This is one of those “Oh, please!” stories. It’s just too unlikely. You know, the kind where everything falls into place so neatly, where the best possible option just happens to be the only option available. It was annoying.
So, Jessica Gregory suddenly finds herself, at 28, with no ties anymore to Wolcottville Indiana and on a plane to Phuket, Thailand, to teach English at the local elementary school. As soon as she arrives, she lands a side job at what seems to be the only bar/restaurant in town. She, of course, does an amazing job at the school and everyone, including the kids, adores her. She instantly has a crowd of friends and is up for a promotion.
Highly unlikely events unfold right from the start.
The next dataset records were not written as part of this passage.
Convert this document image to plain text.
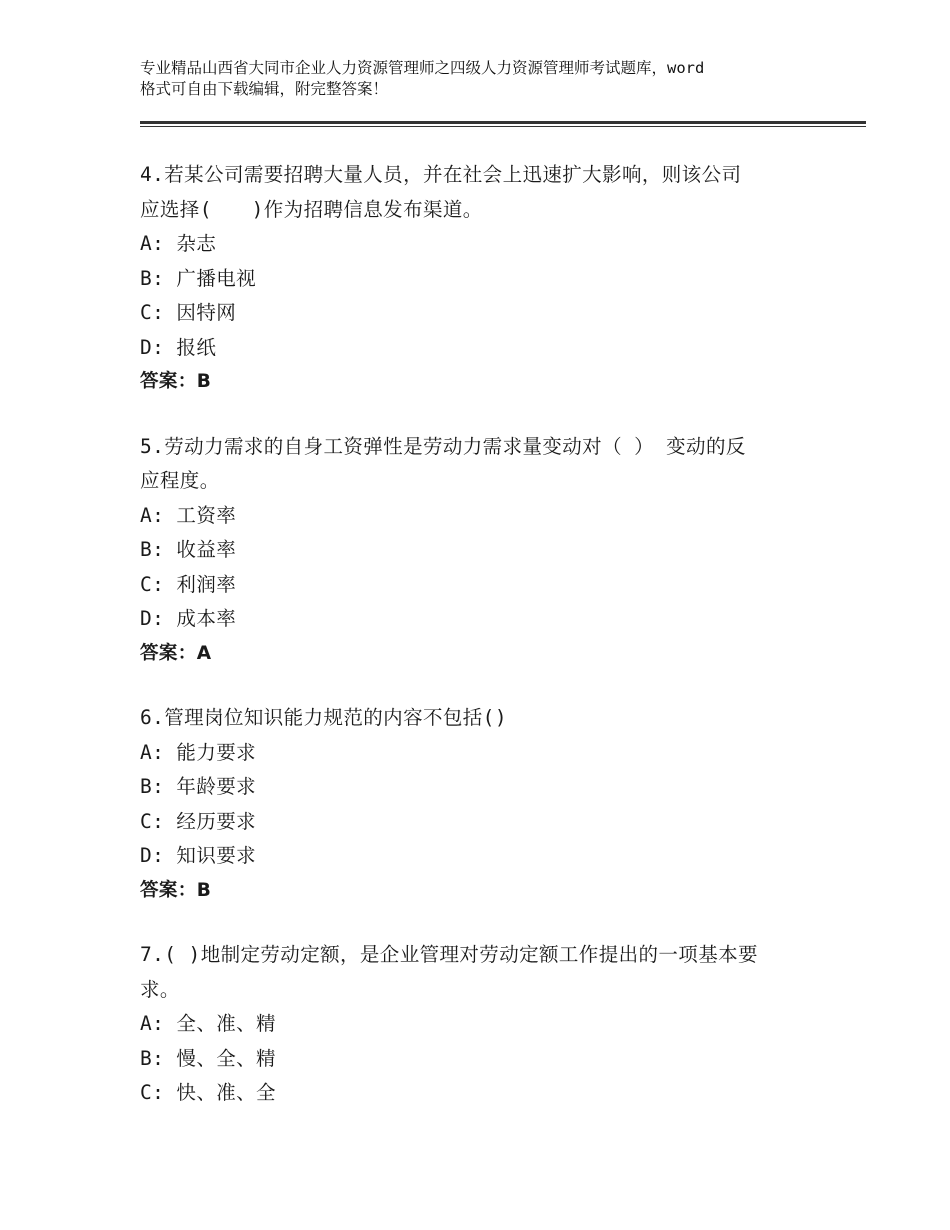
专业精品山西省大同市企业人力资源管理师之四级人力资源管理师考试题库，word
格式可自由下载编辑，附完整答案！
4.若某公司需要招聘大量人员，并在社会上迅速扩大影响，则该公司
应选择(　　)作为招聘信息发布渠道。
A: 杂志
B: 广播电视
C: 因特网
D: 报纸
答案：B
5.劳动力需求的自身工资弹性是劳动力需求量变动对（ ） 变动的反
应程度。
A: 工资率
B: 收益率
C: 利润率
D: 成本率
答案：A
6.管理岗位知识能力规范的内容不包括()
A: 能力要求
B: 年龄要求
C: 经历要求
D: 知识要求
答案：B
7.( )地制定劳动定额，是企业管理对劳动定额工作提出的一项基本要
求。
A: 全、准、精
B: 慢、全、精
C: 快、准、全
She’s at the Phuket airport, trying to figure out what to do now that she’s there. A man comes up to her and says, “You go, witch!”, but he’s got a nice face so she trusts him. Seriously? And I did find it a bit odd that she decides to trust him “at least long enough to get my bags off that curb and into a cab,” but it isn’t until a few lines later that she realizes he’s offering to get her a cab. But it was kind of cute that after he asks her if she needs a job and when she says she is there to teach school, he says, “So you need job.” You get the impression that this guy got his finger on the pulse of the island.
Fast forward a couple of months and enter a gorgeous, rich young Richard Branson-type and he really goes for Jessica. His wife died only four years ago, so he’s not ready to date again. But he just can’t resist our spunky heroine. His name:Grant Flynn. Come on! That’s a soap opera name, it’s not a real person.
So, they set sail on Grant’s boat, Imagine, I forget where, but it’s a route that goes through pirate territory. Sure enough, the run into pirates and it’s a seriously bad situation, but they survive it. Of course, Grant’s only worry is that Jessica will be hurt. Do I have to tell you they end up living happily ever after? Oh, yeah, I forgot. Jessica is able to go sailing with him because, after teaching there for four months, she accumulated four weeks of leave. That’s one hell of a benefits package.
Dina Silver is a good enough writer, as far as using the language. I just wish the story had been good.